We talk to a lot of R&D organisations that are considering deploying machine learning. Quite often, they’d like to get started – but not just yet. On the other hand, when we look at businesses that are a year or two into their use of machine learning, many of them wish they had started sooner.
So, let’s take a look at some of the most common reasons for delay, and why these are, in fact, often reasons to get started now.
1. We need to do more experiments first
Of course, to make use of machine learning, you need data. So if you have very little (or no) data for your project, the temptation is to wait until you have generated ‘enough’. But you may be missing a trick. The earlier that you start running your data through machine learning analysis, the more value you will get from it. Models created with small amounts of data will have high uncertainties, but they can still tell you enough to focus your next round of experiments in a way that is more likely to generate data that improves the model. Use machine learning in an adaptive experimental design process from the start, and the chances are high that you will end up saving yourself a lot of unnecessary experiment.
Your reason to get started now: Experimental programs guided by machine learning are typically 50-80% faster.
2. We need to get our data organised
Getting your data organised, cleaned, and managed is a great investment. But getting the most from this process usually involves categorising and tagging data in ways that make it easier to recover and apply. Rather than waiting for the elusive ‘perfect’ database to then apply machine learning, you can use ML to help you build a better data environment. Find relationships in raw data that might otherwise be missed, giving guidance on how to classify data and on which data is most important to your R&D objectives. You may wish, for example, to prioritise some data for availability in your frontline systems and keep less important data in lower cost data archives.
Your reason to get started now: ML can help data management projects to be more efficient.
3. We need to redesign our processes to incorporate machine learning
Machine learning can be a part of developing new ways to do R&D. But it can also be used simply to make current routine data analysis tasks simpler or more efficient. And, even if you see the need for ML to be part of a wider change process, it is often best to start small and pilot its introduction within current processes, or on a smaller test case of the new process.
Your reason to get started now: Start learning as soon as possible as part of your change process.
4. We just need to see it proved for our application
Often, businesses understand the case for introducing machine learning, but want to see an example of it applied to their exact application or industry sector first. The library of case studies in different areas is growing all the time. But, if there isn’t an exact match, we’ll frequently work with scientists to understand how their detailed use case and the problems they face are closely analogous to a problem in another sector. Then there is the popular option of starting with a pilot project to validate the technology before deploying it more widely.
Your reason to get started now: You may already be behind your competition!

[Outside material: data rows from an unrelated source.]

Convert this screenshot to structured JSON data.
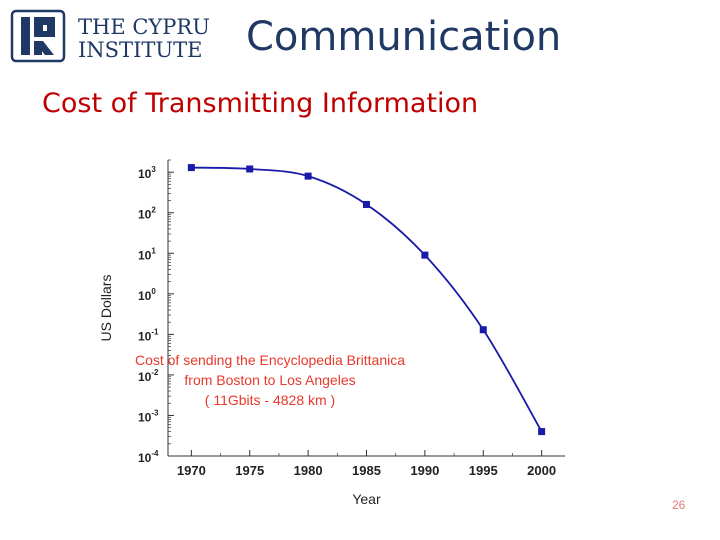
{
  "header": {
    "logo_line1": "THE CYPRUS",
    "logo_line2": "INSTITUTE",
    "title": "Communication"
  },
  "subtitle": "Cost of Transmitting Information",
  "chart_data": {
    "type": "line",
    "x": [
      1970,
      1975,
      1980,
      1985,
      1990,
      1995,
      2000
    ],
    "series": [
      {
        "values": [
          1300,
          1200,
          800,
          160,
          9,
          0.13,
          0.0004
        ],
        "color": "#1a1aa8"
      }
    ],
    "xlabel": "Year",
    "ylabel": "US Dollars",
    "xlim": [
      1968,
      2002
    ],
    "ylim": [
      0.0001,
      2000
    ],
    "yscale": "log",
    "x_ticks": [
      "1970",
      "1975",
      "1980",
      "1985",
      "1990",
      "1995",
      "2000"
    ],
    "y_ticks": [
      {
        "base": "10",
        "exp": "3",
        "value": 1000
      },
      {
        "base": "10",
        "exp": "2",
        "value": 100
      },
      {
        "base": "10",
        "exp": "1",
        "value": 10
      },
      {
        "base": "10",
        "exp": "0",
        "value": 1
      },
      {
        "base": "10",
        "exp": "-1",
        "value": 0.1
      },
      {
        "base": "10",
        "exp": "-2",
        "value": 0.01
      },
      {
        "base": "10",
        "exp": "-3",
        "value": 0.001
      },
      {
        "base": "10",
        "exp": "-4",
        "value": 0.0001
      }
    ],
    "annotation": [
      "Cost of sending the Encyclopedia Brittanica",
      "from Boston to Los Angeles",
      "( 11Gbits - 4828 km )"
    ],
    "annotation_color": "#e8392b",
    "grid": false
  },
  "page_number": "26"
}
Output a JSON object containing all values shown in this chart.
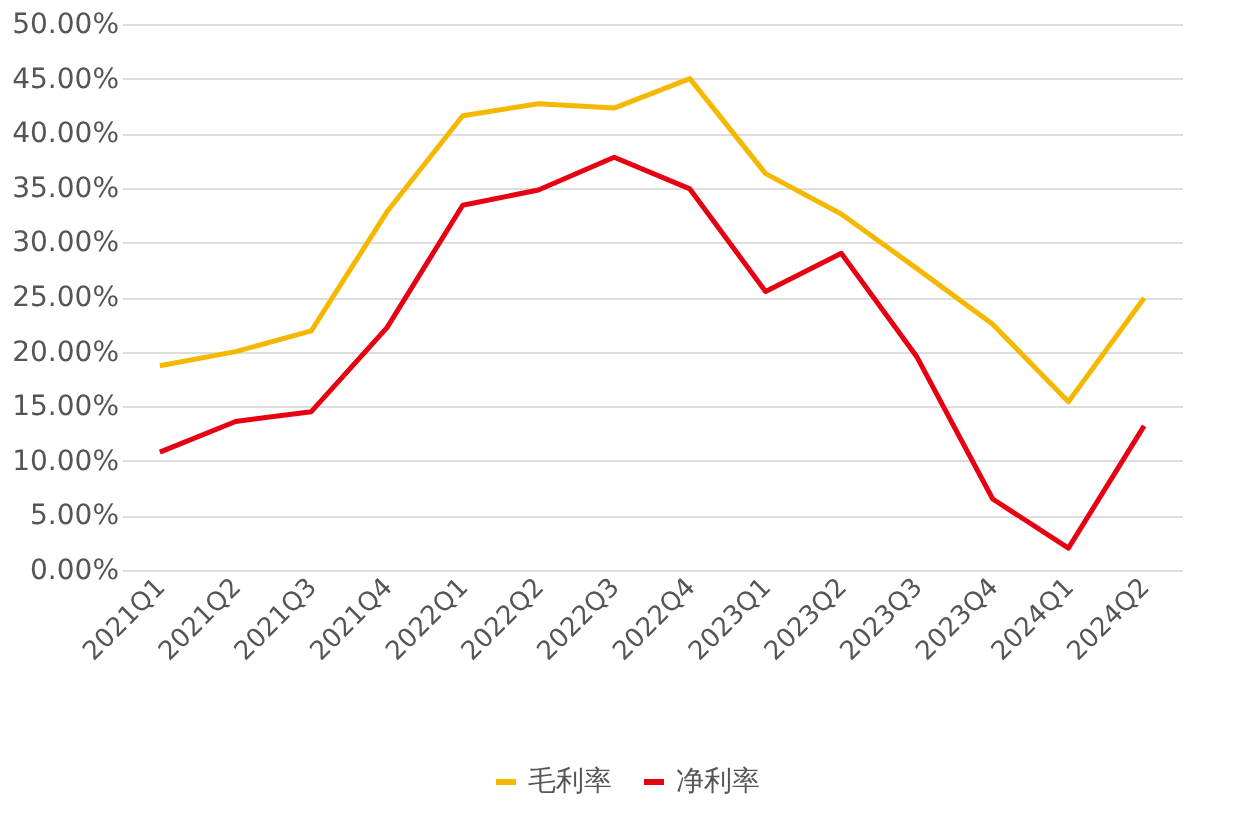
{
  "chart_data": {
    "type": "line",
    "categories": [
      "2021Q1",
      "2021Q2",
      "2021Q3",
      "2021Q4",
      "2022Q1",
      "2022Q2",
      "2022Q3",
      "2022Q4",
      "2023Q1",
      "2023Q2",
      "2023Q3",
      "2023Q4",
      "2024Q1",
      "2024Q2"
    ],
    "series": [
      {
        "name": "毛利率",
        "color": "#f5b800",
        "values": [
          18.7,
          20.0,
          21.9,
          32.8,
          41.6,
          42.7,
          42.3,
          45.0,
          36.3,
          32.6,
          27.6,
          22.5,
          15.4,
          24.9
        ]
      },
      {
        "name": "净利率",
        "color": "#e60012",
        "values": [
          10.8,
          13.6,
          14.5,
          22.2,
          33.4,
          34.8,
          37.8,
          34.9,
          25.5,
          29.0,
          19.5,
          6.5,
          2.0,
          13.2
        ]
      }
    ],
    "ylim": [
      0,
      50
    ],
    "yticks": [
      {
        "value": 0,
        "label": "0.00%"
      },
      {
        "value": 5,
        "label": "5.00%"
      },
      {
        "value": 10,
        "label": "10.00%"
      },
      {
        "value": 15,
        "label": "15.00%"
      },
      {
        "value": 20,
        "label": "20.00%"
      },
      {
        "value": 25,
        "label": "25.00%"
      },
      {
        "value": 30,
        "label": "30.00%"
      },
      {
        "value": 35,
        "label": "35.00%"
      },
      {
        "value": 40,
        "label": "40.00%"
      },
      {
        "value": 45,
        "label": "45.00%"
      },
      {
        "value": 50,
        "label": "50.00%"
      }
    ],
    "grid": "y",
    "legend": "bottom",
    "marker": "none",
    "line_style": "solid"
  }
}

5. We need to build a business case
Of course, every business has processes for making investment decisions that take time and balance priorities. This is the one reason for delay that we should take at face value. But there are still some useful tips to minimise that delay. Our team can apply its project experience to help you make a business case and to create a deployment plan that minimises risk and demonstrates return on investment early. This often involves a pilot project.
Your reason to get started now: We can help you demonstrate fast return on investment.
In summary
Finding ways to get started with machine learning, often with an initial pilot project, is likely to give you earlier and better returns, and may well help you to be more efficient at those experimental, data, and planning tasks that you think you need to do before you install machine learning.